Она подвинулась, чтобы дать место худому седому человеку с кружкой пива в руке. На улице Роза его не узнала бы, он оказался бы незнакомцем, но сейчас она пригляделась, и ей показалось, что он совсем не изменился — остался таким же, как в семнадцать или пятнадцать лет: седые волосы, когда-то каштановые, все так же падали на лоб, и лицо было все таким же бледным, спокойным и великоватым для тела таких размеров. И тот же неуверенный, сторожкий, скрытный взгляд. Но тело стало худей, а плечи словно ссохлись. На нем был свитер с коротким рукавом, маленьким воротничком и тремя декоративными пуговицами: голубой, в бежевую и желтую полоску. Свитер показался Розе приметой стареющего весельчака, юнца, застывшего во времени. Она заметила, что у Ральфа руки старика, очень худые и трясутся так сильно, что ему приходится поднимать кружку ко рту двумя руками.

— Вы ведь ненадолго приехали? — спросила женщина из Сарнии.

Роза ответила, что возвращается в Торонто завтра, воскресным вечером.

— Должно быть, у вас очень насыщенная жизнь, — сказала женщина и громко вздохнула. Одна эта белая зависть уже выдала бы в ней приезжую, нездешнюю.

Роза думала о том, что в понедельник, в полдень, должна обедать с мужчиной, а потом отправится с ним в постель. Это был Том Шепперд, которого она знала очень давно. Когда-то он был в нее влюблен и писал ей любовные письма. Последний раз, когда Роза была с ним в Торонто — когда они потом сидели в постели и пили джин с тоником (они всегда много пили, когда были вместе), — Роза вдруг подумала или поняла, что и сейчас где-то есть женщина, в которую он влюблен и за которой ухаживает на расстоянии. А когда он писал письма ей, Розе, то наверняка предавался изнурительной постельной гимнастике с какой-нибудь другой женщиной. И еще все это время у него была жена. Розе захотелось спросить его об этом: о потребности, о препятствиях, об удовлетворении. Ее интерес был дружеским, без претензий, но она знала — чувствовала, — что спрашивать нельзя.

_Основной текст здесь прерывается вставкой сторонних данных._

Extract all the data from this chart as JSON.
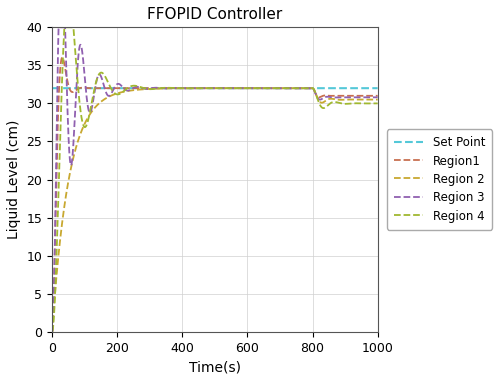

Разговор посетителей клуба перекинулся на лотерейные билеты, бинго и выигрыши. Картежники — среди них сосед Фло — говорили о человеке, который будто бы выиграл десять тысяч долларов, но скрыл это, потому что несколькими годами раньше обанкротился и был должен деньги куче народу.

Один мужчина сказал, что после банкротства человек уже никому ничего не должен.

— Тогда, может, и не был, — ответил другой. — А теперь должен. Теперь-то у него деньги есть.

Большинство его поддержало.

Роза и Ральф Гиллеспи смотрели друг на друга. Меж ними висела в воздухе та же молчаливая шутка, тот же заговор, то же взаимное утешение: все то же, все то же.

— Я слыхала, ты у нас знатный пародист, — сказала Роза.

Это была ошибка: не надо было ничего говорить. Он засмеялся и покачал головой.

— Да ладно. Я слыхала, ты замечательно изображаешь Мильтона Гомера.

— Ну уж не знаю.

— А он еще живой?

— Насколько я знаю, он в окружном доме престарелых.

— А помнишь мисс Хэтти и мисс Мэтти? Они устраивали показ «волшебных картин» у себя дома.

— А то!

— Я до сих пор так и представляю себе Китай.

Роза болтала не умолкая, хоть и мечтала остановиться. В другом обществе поняли бы, что ее болтовня забавна и задушевна, что Роза явно и бессмысленно флиртует. Но Ральф Гиллеспи почти не реагировал, хотя и слушал внимательно и, кажется, с охотой. Говоря, Роза пыталась понять, что он хочет от нее услышать. Он точно чего-то хотел. Но даже не пошевелился для этого. Розе пришлось пересмотреть свое первое впечатление — застенчивого мальчишки, заискивающего перед публикой. То был лишь поверхностный образ. Теперь она видела Ральфа самодостаточным человеком, привыкшим жить в трудных обстоятельствах и, вероятно, гордым. Ей хотелось, чтобы он заговорил с ней с того, глубинного уровня, и казалось, что сам Ральф тоже этого хочет, но им помешали.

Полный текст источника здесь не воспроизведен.